On 4 January a letter arrived. But instead of giving me details of my start date it informed me that my recruitment was being deferred until 2011. It's hard to explain how disappointing and frustrating it is. Being a police officer is all I have ever wanted to do, and just when I thought I was close to realising that dream the door was shut in my face.

In the meantime I'm working in a police call-handling centre. I'm talking to people about crime in their area and dealing with the occasional 999 call.

I know that the calls I'm dealing with now will help me if I ever become an officer, but the experience will not help me actually get into the force. I might as well work in a supermarket while I wait – and I know people who are doing just that.

The most frustrating thing is that I've done everything the police have asked of me. I've passed all the exams, interviews and role-play exercises.
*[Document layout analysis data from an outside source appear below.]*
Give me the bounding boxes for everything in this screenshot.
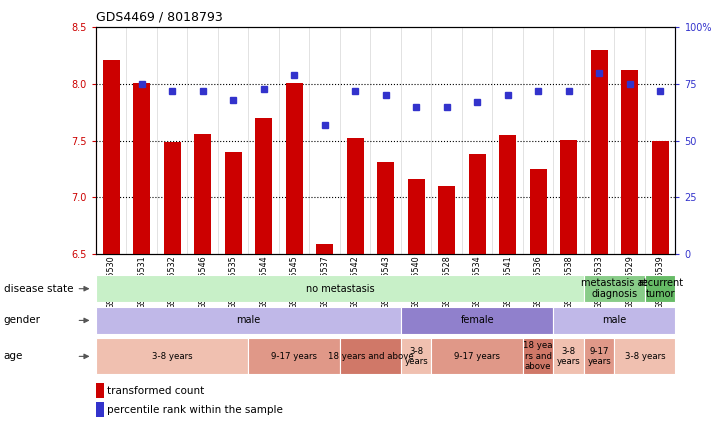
Bar xyxy=(523,338,553,374)
Text: 3-8
years: 3-8 years xyxy=(557,347,581,366)
Text: 3-8 years: 3-8 years xyxy=(625,352,665,361)
Bar xyxy=(401,307,553,334)
Bar xyxy=(621,71,638,254)
Bar xyxy=(584,338,614,374)
Text: disease state: disease state xyxy=(4,284,73,294)
Bar xyxy=(286,83,303,254)
Bar xyxy=(103,60,119,254)
Bar xyxy=(225,152,242,254)
Bar xyxy=(614,338,675,374)
Text: recurrent
tumor: recurrent tumor xyxy=(638,278,683,299)
Bar xyxy=(530,169,547,254)
Text: 9-17 years: 9-17 years xyxy=(271,352,317,361)
Text: gender: gender xyxy=(4,316,41,325)
Bar xyxy=(560,140,577,254)
Text: 18 years and above: 18 years and above xyxy=(328,352,413,361)
Text: percentile rank within the sample: percentile rank within the sample xyxy=(107,405,282,415)
Text: no metastasis: no metastasis xyxy=(306,284,374,294)
Text: 3-8 years: 3-8 years xyxy=(152,352,193,361)
Bar xyxy=(347,138,363,254)
Text: female: female xyxy=(461,316,494,325)
Text: GDS4469 / 8018793: GDS4469 / 8018793 xyxy=(96,10,223,23)
Text: 3-8
years: 3-8 years xyxy=(405,347,428,366)
Bar xyxy=(469,154,486,254)
Text: 9-17
years: 9-17 years xyxy=(587,347,611,366)
Text: 9-17 years: 9-17 years xyxy=(454,352,501,361)
Bar xyxy=(438,186,455,254)
Bar xyxy=(96,402,104,417)
Text: transformed count: transformed count xyxy=(107,386,204,396)
Bar xyxy=(255,118,272,254)
Bar xyxy=(164,142,181,254)
Bar xyxy=(340,338,401,374)
Bar xyxy=(378,162,394,254)
Bar xyxy=(316,244,333,254)
Bar xyxy=(591,50,608,254)
Bar xyxy=(96,307,401,334)
Bar xyxy=(194,134,211,254)
Bar xyxy=(584,275,645,302)
Bar xyxy=(652,140,668,254)
Text: male: male xyxy=(602,316,626,325)
Bar xyxy=(408,179,424,254)
Text: age: age xyxy=(4,352,23,361)
Bar xyxy=(553,307,675,334)
Bar xyxy=(432,338,523,374)
Bar xyxy=(401,338,432,374)
Bar xyxy=(134,83,150,254)
Bar xyxy=(645,275,675,302)
Text: male: male xyxy=(236,316,261,325)
Bar xyxy=(96,383,104,398)
Bar xyxy=(499,135,516,254)
Bar xyxy=(96,275,584,302)
Bar xyxy=(248,338,340,374)
Text: 18 yea
rs and
above: 18 yea rs and above xyxy=(523,341,553,371)
Bar xyxy=(96,338,248,374)
Bar xyxy=(553,338,584,374)
Text: metastasis at
diagnosis: metastasis at diagnosis xyxy=(582,278,648,299)
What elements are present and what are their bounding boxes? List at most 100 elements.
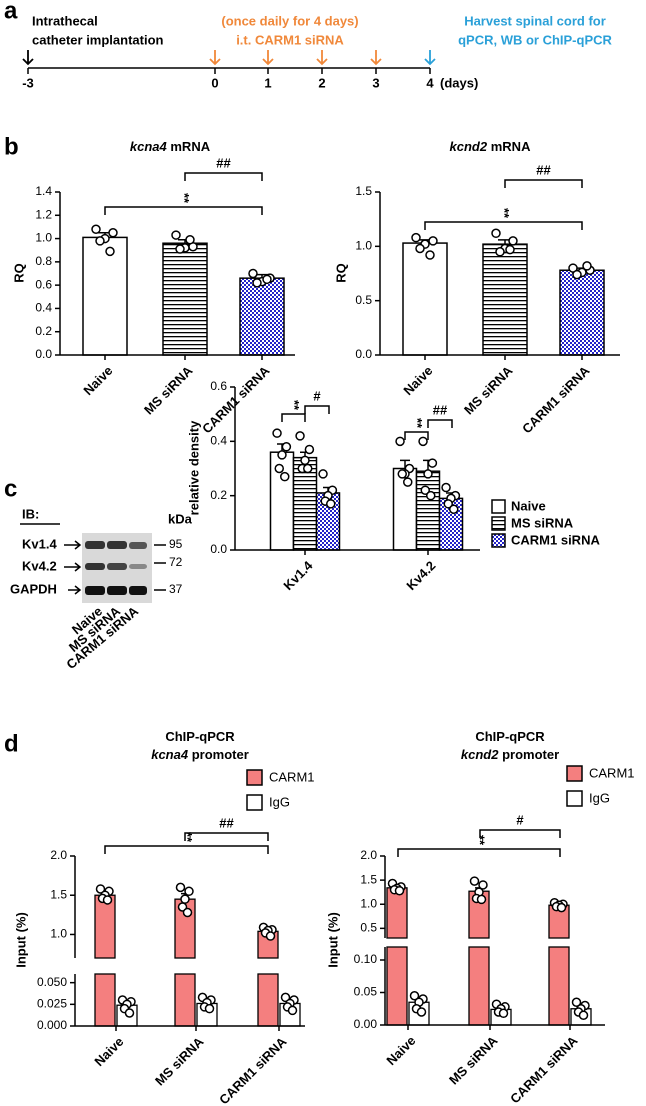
y-tick-label: 0.6 [35,277,52,291]
bar [559,269,605,356]
data-point [184,886,194,897]
x-tick-label: MS siRNA [461,363,516,418]
data-point [415,243,425,254]
data-point [411,232,421,243]
x-tick-label: Kv4.2 [403,558,438,593]
y-tick-label: 0.000 [37,1018,67,1032]
x-tick-label: CARM1 siRNA [519,363,593,437]
blot-header: IB: [22,506,39,521]
data-point [180,894,190,904]
data-point [281,442,292,452]
size-label: 72 [169,555,183,569]
data-point [252,278,262,288]
data-point [175,882,186,893]
y-tick-label: 0.5 [355,293,372,307]
sig-bracket [427,419,453,428]
y-tick-label: 1.0 [35,231,52,245]
y-tick-label: 0.5 [360,921,377,935]
day-label: 0 [211,75,218,90]
data-point [272,428,282,438]
sig-bracket [397,848,561,857]
legend-swatch [246,794,263,811]
timeline-label: Harvest spinal cord for [464,13,606,28]
data-point [397,469,407,479]
y-tick-label: 0.025 [37,997,67,1011]
x-tick-label: MS siRNA [152,1034,207,1089]
sig-label: # [313,388,321,403]
data-point [326,499,336,509]
sig-bracket [404,431,429,440]
day-label: 4 [426,75,434,90]
bar [82,236,128,356]
legend-swatch [491,499,506,514]
timeline-arrow [22,50,34,66]
y-tick-label: 0.8 [35,254,52,268]
data-point [420,485,430,495]
data-point [403,477,413,487]
timeline-arrow [424,50,436,66]
y-tick-label: 0.0 [355,347,372,361]
chart-title: kcna4 promoter [151,747,249,762]
bar [468,946,490,1026]
x-tick-label: Naive [383,1033,418,1068]
bar [548,946,570,1026]
timeline-label: Intrathecal [32,13,98,28]
y-tick-label: 1.5 [355,184,372,198]
sig-label: ## [216,155,231,170]
data-point [495,247,505,257]
y-axis-label: RQ [11,263,26,283]
y-tick-label: 0.10 [354,952,378,966]
sig-label: ** [287,400,302,411]
title-text: ChIP-qPCR [475,729,545,744]
legend-swatch [566,790,583,807]
data-point [508,236,518,246]
y-tick-label: 2.0 [360,848,377,862]
data-point [418,436,428,447]
timeline-label: (once daily for 4 days) [221,13,358,28]
title-text: mRNA [170,139,210,154]
data-point [175,244,185,254]
y-tick-label: 0.6 [210,379,227,393]
sig-bracket [281,413,306,422]
timeline-arrow [262,50,274,66]
data-point [395,436,405,447]
data-point [300,455,310,466]
data-point [287,1005,298,1016]
sig-label: ** [180,832,195,843]
x-tick-label: CARM1 siRNA [216,1034,290,1106]
data-point [124,1008,135,1018]
gene-name: kcnd2 [461,747,499,762]
legend-label: CARM1 [589,765,635,780]
chart-title: kcna4 mRNA [130,139,211,154]
chart-title: ChIP-qPCR [165,729,235,744]
data-point [409,991,420,1001]
timeline-arrow [316,50,328,66]
day-label: 2 [318,75,325,90]
data-point [428,236,438,246]
data-point [262,274,272,285]
timeline-arrow [370,50,382,66]
timeline-label: catheter implantation [32,32,164,47]
data-point [449,504,459,514]
x-tick-label: MS siRNA [141,363,196,418]
y-tick-label: 1.5 [50,887,67,901]
sig-bracket [504,179,583,188]
sig-bracket [304,405,330,414]
y-tick-label: 0.2 [35,324,52,338]
y-tick-label: 0.05 [354,985,378,999]
panel-label: d [4,730,19,757]
data-point [441,482,451,493]
data-point [185,234,195,245]
title-text: promoter [192,747,249,762]
day-label: 3 [372,75,379,90]
y-tick-label: 1.2 [35,207,52,221]
y-tick-label: 0.00 [354,1017,378,1031]
day-label: -3 [22,75,34,90]
sig-bracket [424,221,583,230]
bar [239,277,285,356]
sig-label: ** [410,418,425,429]
sig-label: ## [433,402,448,417]
data-point [248,268,258,279]
legend-label: MS siRNA [511,515,574,530]
data-point [280,471,290,482]
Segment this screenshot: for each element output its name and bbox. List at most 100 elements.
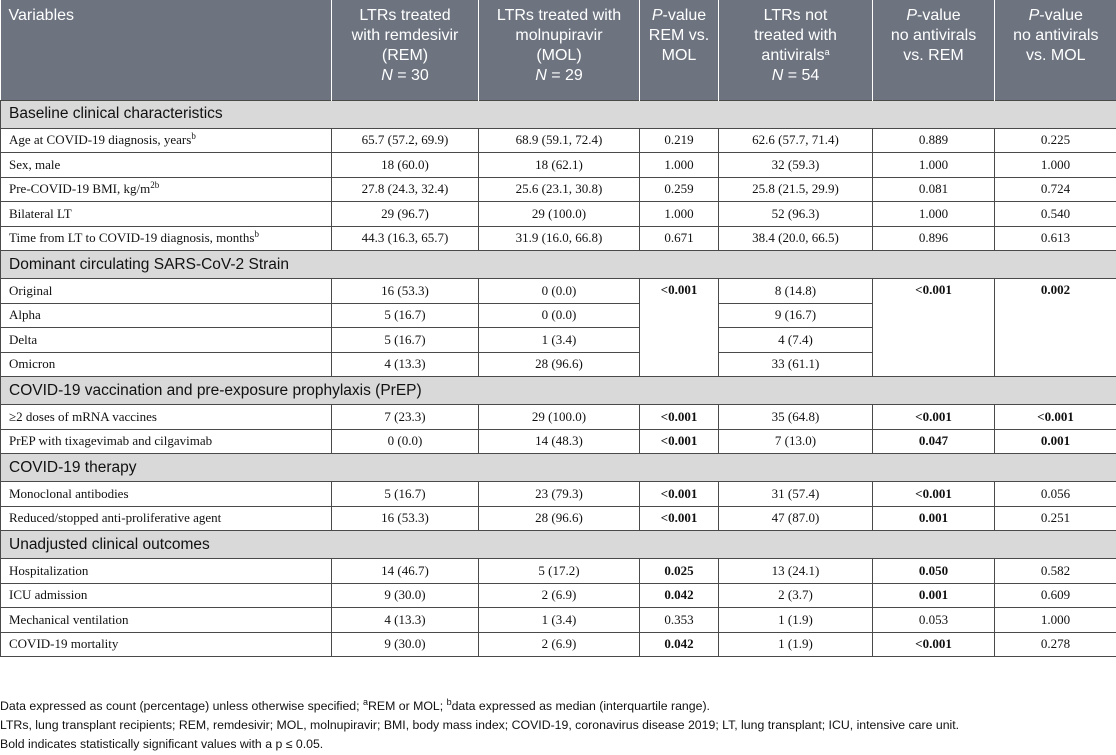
cell-p2: <0.001 bbox=[872, 481, 995, 507]
cell-p1: <0.001 bbox=[639, 481, 719, 507]
table-row: PrEP with tixagevimab and cilgavimab 0 (… bbox=[0, 428, 1116, 454]
cell-mol: 5 (17.2) bbox=[478, 558, 640, 584]
cell-p1: 1.000 bbox=[639, 152, 719, 178]
section-row: Dominant circulating SARS-CoV-2 Strain bbox=[0, 250, 1116, 279]
row-label: Hospitalization bbox=[0, 558, 332, 584]
results-table: Variables LTRs treated with remdesivir (… bbox=[0, 0, 1116, 657]
cell-none: 35 (64.8) bbox=[718, 404, 873, 430]
cell-p2: <0.001 bbox=[872, 631, 995, 657]
section-baseline: Baseline clinical characteristics bbox=[0, 99, 1116, 129]
cell-rem: 16 (53.3) bbox=[331, 505, 479, 531]
cell-p1: 0.219 bbox=[639, 127, 719, 153]
cell-p1: 0.025 bbox=[639, 558, 719, 584]
row-label: ≥2 doses of mRNA vaccines bbox=[0, 404, 332, 430]
cell-p2: 1.000 bbox=[872, 152, 995, 178]
cell-mol: 0 (0.0) bbox=[478, 302, 640, 328]
cell-mol: 29 (100.0) bbox=[478, 404, 640, 430]
table-row: Bilateral LT 29 (96.7) 29 (100.0) 1.000 … bbox=[0, 201, 1116, 227]
table-row: Time from LT to COVID-19 diagnosis, mont… bbox=[0, 225, 1116, 251]
table-row: Delta 5 (16.7) 1 (3.4) 4 (7.4) bbox=[0, 327, 1116, 353]
cell-p3-strain: 0.002 bbox=[994, 278, 1116, 377]
table-row: Original 16 (53.3) 0 (0.0) <0.001 8 (14.… bbox=[0, 278, 1116, 377]
footnote-line-3: Bold indicates statistically significant… bbox=[0, 737, 324, 751]
cell-p2: 0.047 bbox=[872, 428, 995, 454]
cell-p1: <0.001 bbox=[639, 505, 719, 531]
section-row: Baseline clinical characteristics bbox=[0, 99, 1116, 129]
cell-p1: <0.001 bbox=[639, 404, 719, 430]
cell-mol: 68.9 (59.1, 72.4) bbox=[478, 127, 640, 153]
header-mol: LTRs treated with molnupiravir (MOL) N =… bbox=[478, 0, 640, 100]
cell-p2: 0.081 bbox=[872, 176, 995, 202]
cell-none: 1 (1.9) bbox=[718, 631, 873, 657]
cell-none: 4 (7.4) bbox=[718, 327, 873, 353]
table-row: Monoclonal antibodies 5 (16.7) 23 (79.3)… bbox=[0, 481, 1116, 507]
cell-mol: 1 (3.4) bbox=[478, 327, 640, 353]
row-label: Bilateral LT bbox=[0, 201, 332, 227]
cell-none: 52 (96.3) bbox=[718, 201, 873, 227]
cell-none: 13 (24.1) bbox=[718, 558, 873, 584]
header-no-antivirals: LTRs not treated with antiviralsa N = 54 bbox=[718, 0, 873, 100]
section-therapy: COVID-19 therapy bbox=[0, 453, 1116, 482]
cell-rem: 4 (13.3) bbox=[331, 351, 479, 377]
table-row: Omicron 4 (13.3) 28 (96.6) 33 (61.1) bbox=[0, 351, 1116, 377]
cell-p2: <0.001 bbox=[872, 404, 995, 430]
cell-none: 7 (13.0) bbox=[718, 428, 873, 454]
row-label: ICU admission bbox=[0, 582, 332, 608]
cell-p1: 0.042 bbox=[639, 631, 719, 657]
cell-none: 9 (16.7) bbox=[718, 302, 873, 328]
cell-rem: 18 (60.0) bbox=[331, 152, 479, 178]
cell-rem: 4 (13.3) bbox=[331, 607, 479, 633]
cell-mol: 0 (0.0) bbox=[478, 278, 640, 304]
cell-none: 2 (3.7) bbox=[718, 582, 873, 608]
row-label: Sex, male bbox=[0, 152, 332, 178]
cell-mol: 2 (6.9) bbox=[478, 631, 640, 657]
cell-p3: 0.251 bbox=[994, 505, 1116, 531]
table-row: COVID-19 mortality 9 (30.0) 2 (6.9) 0.04… bbox=[0, 631, 1116, 657]
section-strain: Dominant circulating SARS-CoV-2 Strain bbox=[0, 250, 1116, 279]
row-label: Monoclonal antibodies bbox=[0, 481, 332, 507]
cell-mol: 18 (62.1) bbox=[478, 152, 640, 178]
cell-rem: 7 (23.3) bbox=[331, 404, 479, 430]
row-label: Omicron bbox=[0, 351, 332, 377]
cell-mol: 23 (79.3) bbox=[478, 481, 640, 507]
cell-p3: 0.609 bbox=[994, 582, 1116, 608]
cell-p3: 0.225 bbox=[994, 127, 1116, 153]
cell-p1: <0.001 bbox=[639, 428, 719, 454]
cell-rem: 9 (30.0) bbox=[331, 582, 479, 608]
cell-mol: 2 (6.9) bbox=[478, 582, 640, 608]
cell-mol: 31.9 (16.0, 66.8) bbox=[478, 225, 640, 251]
cell-p2: 0.050 bbox=[872, 558, 995, 584]
cell-p3: 1.000 bbox=[994, 607, 1116, 633]
cell-none: 62.6 (57.7, 71.4) bbox=[718, 127, 873, 153]
cell-mol: 14 (48.3) bbox=[478, 428, 640, 454]
cell-none: 8 (14.8) bbox=[718, 278, 873, 304]
row-label: COVID-19 mortality bbox=[0, 631, 332, 657]
table-row: Pre-COVID-19 BMI, kg/m2b 27.8 (24.3, 32.… bbox=[0, 176, 1116, 202]
results-table-container: Variables LTRs treated with remdesivir (… bbox=[0, 0, 1116, 657]
cell-p3: 0.540 bbox=[994, 201, 1116, 227]
footnote-line-1: Data expressed as count (percentage) unl… bbox=[0, 697, 710, 714]
table-row: Reduced/stopped anti-proliferative agent… bbox=[0, 505, 1116, 531]
cell-rem: 5 (16.7) bbox=[331, 481, 479, 507]
table-row: Mechanical ventilation 4 (13.3) 1 (3.4) … bbox=[0, 607, 1116, 633]
cell-none: 47 (87.0) bbox=[718, 505, 873, 531]
cell-rem: 14 (46.7) bbox=[331, 558, 479, 584]
section-vaccination: COVID-19 vaccination and pre-exposure pr… bbox=[0, 376, 1116, 405]
cell-mol: 28 (96.6) bbox=[478, 351, 640, 377]
cell-p1: 1.000 bbox=[639, 201, 719, 227]
cell-p3: <0.001 bbox=[994, 404, 1116, 430]
cell-mol: 29 (100.0) bbox=[478, 201, 640, 227]
cell-p1: 0.671 bbox=[639, 225, 719, 251]
row-label: Delta bbox=[0, 327, 332, 353]
cell-rem: 65.7 (57.2, 69.9) bbox=[331, 127, 479, 153]
header-p-none-vs-mol: P-value no antivirals vs. MOL bbox=[994, 0, 1116, 100]
cell-p1: 0.353 bbox=[639, 607, 719, 633]
section-row: COVID-19 therapy bbox=[0, 453, 1116, 482]
section-outcomes: Unadjusted clinical outcomes bbox=[0, 530, 1116, 559]
cell-none: 33 (61.1) bbox=[718, 351, 873, 377]
header-variables: Variables bbox=[0, 0, 332, 100]
cell-p3: 0.613 bbox=[994, 225, 1116, 251]
row-label: Reduced/stopped anti-proliferative agent bbox=[0, 505, 332, 531]
cell-p3: 0.278 bbox=[994, 631, 1116, 657]
table-row: Sex, male 18 (60.0) 18 (62.1) 1.000 32 (… bbox=[0, 152, 1116, 178]
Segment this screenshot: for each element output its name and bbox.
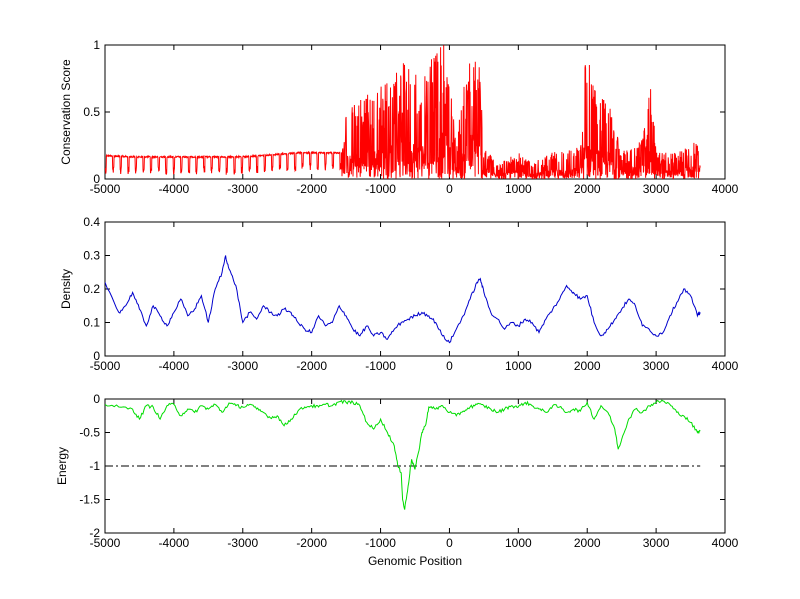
energy-xtick-label: -2000 xyxy=(296,536,327,550)
density-ytick-label: 0 xyxy=(93,349,100,363)
density-xtick-label: 4000 xyxy=(712,359,739,373)
conservation-xtick-label: -2000 xyxy=(296,182,327,196)
conservation-ylabel: Conservation Score xyxy=(59,59,73,165)
energy-xtick-label: -5000 xyxy=(90,536,121,550)
energy-ytick-label: -2 xyxy=(89,526,100,540)
conservation-series-line xyxy=(105,45,701,179)
energy-xtick-label: 2000 xyxy=(574,536,601,550)
density-series-line xyxy=(105,255,701,344)
energy-series-line xyxy=(105,399,701,510)
density-xtick-label: 2000 xyxy=(574,359,601,373)
energy-xtick-label: 1000 xyxy=(505,536,532,550)
density-axes-box xyxy=(104,221,726,357)
density-ytick-label: 0.2 xyxy=(83,282,100,296)
energy-xtick-label: -4000 xyxy=(159,536,190,550)
energy-xtick-label: 3000 xyxy=(643,536,670,550)
conservation-ytick-label: 0.5 xyxy=(83,105,100,119)
density-ytick-label: 0.1 xyxy=(83,316,100,330)
energy-panel: -5000 -4000 -3000 -2000 -1000 0 1000 2000 3000 40… xyxy=(55,392,739,568)
energy-xtick-label: -1000 xyxy=(365,536,396,550)
energy-ytick-label: -1.5 xyxy=(79,493,100,507)
density-xtick-label: 1000 xyxy=(505,359,532,373)
density-xtick-label: -2000 xyxy=(296,359,327,373)
density-xtick-label: 0 xyxy=(446,359,453,373)
conservation-panel: -5000 -4000 -3000 -2000 -1000 0 1000 2000 3000 40… xyxy=(59,38,739,196)
energy-xtick-label: 4000 xyxy=(712,536,739,550)
density-panel: -5000 -4000 -3000 -2000 -1000 0 1000 2000 3000 40… xyxy=(59,215,739,373)
conservation-xtick-label: 0 xyxy=(446,182,453,196)
conservation-xtick-label: -1000 xyxy=(365,182,396,196)
conservation-xtick-label: 4000 xyxy=(712,182,739,196)
conservation-ytick-label: 0 xyxy=(93,172,100,186)
density-ylabel: Density xyxy=(59,269,73,309)
conservation-ytick-label: 1 xyxy=(93,38,100,52)
conservation-xtick-label: 2000 xyxy=(574,182,601,196)
conservation-xtick-label: -4000 xyxy=(159,182,190,196)
energy-xtick-label: -3000 xyxy=(227,536,258,550)
energy-ytick-label: -1 xyxy=(89,459,100,473)
density-ytick-label: 0.4 xyxy=(83,215,100,229)
conservation-xtick-label: 1000 xyxy=(505,182,532,196)
energy-xtick-label: 0 xyxy=(446,536,453,550)
density-xtick-label: -4000 xyxy=(159,359,190,373)
energy-ylabel: Energy xyxy=(55,447,69,485)
energy-ytick-label: 0 xyxy=(93,392,100,406)
density-xtick-label: -1000 xyxy=(365,359,396,373)
density-xtick-label: -5000 xyxy=(90,359,121,373)
density-ytick-label: 0.3 xyxy=(83,249,100,263)
conservation-xtick-label: 3000 xyxy=(643,182,670,196)
energy-ytick-label: -0.5 xyxy=(79,426,100,440)
density-xtick-label: 3000 xyxy=(643,359,670,373)
energy-xlabel: Genomic Position xyxy=(368,554,462,568)
density-xtick-label: -3000 xyxy=(227,359,258,373)
conservation-xtick-label: -5000 xyxy=(90,182,121,196)
conservation-xtick-label: -3000 xyxy=(227,182,258,196)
I even lost weight because they asked me to. But it's still not enough. I'm 25 years old, but I don't know how long I can wait around. My friends are all making progress in their chosen careers. They are moving up the ladder and I'm not even on the first rung. I feel like I'm being left behind.

My letter says that I should hear by the end of this year. Hopefully the next time I hear from them it will be a starting date, but deep down I am just waiting for the letter that tells me I am not going to be joining at all.

The worst thing is that the force doesn't tell us anything – we have to just sit by the phone or wait for a letter to drop through the door. I've decided that I'm going to give it until the end of the year, and then I'm going to have to rethink my career options.

It will be very hard to give up after getting so close, but I think the police will be the ones losing out. There are a lot of good people who desperately want to be police officers, but they are being forced to abandon that ambition because of budget restraints.

It does anger me, but I know it's not the fault of the police. I don't blame anyone, because I accept that it's purely financial and unforeseen and that the police need to make cuts. I do wonder at the wisdom of making those cuts in recruitment.

Everyone you speak to wants more cops on the ground. Freezing recruitment and deferring entries is not the way to achieve that.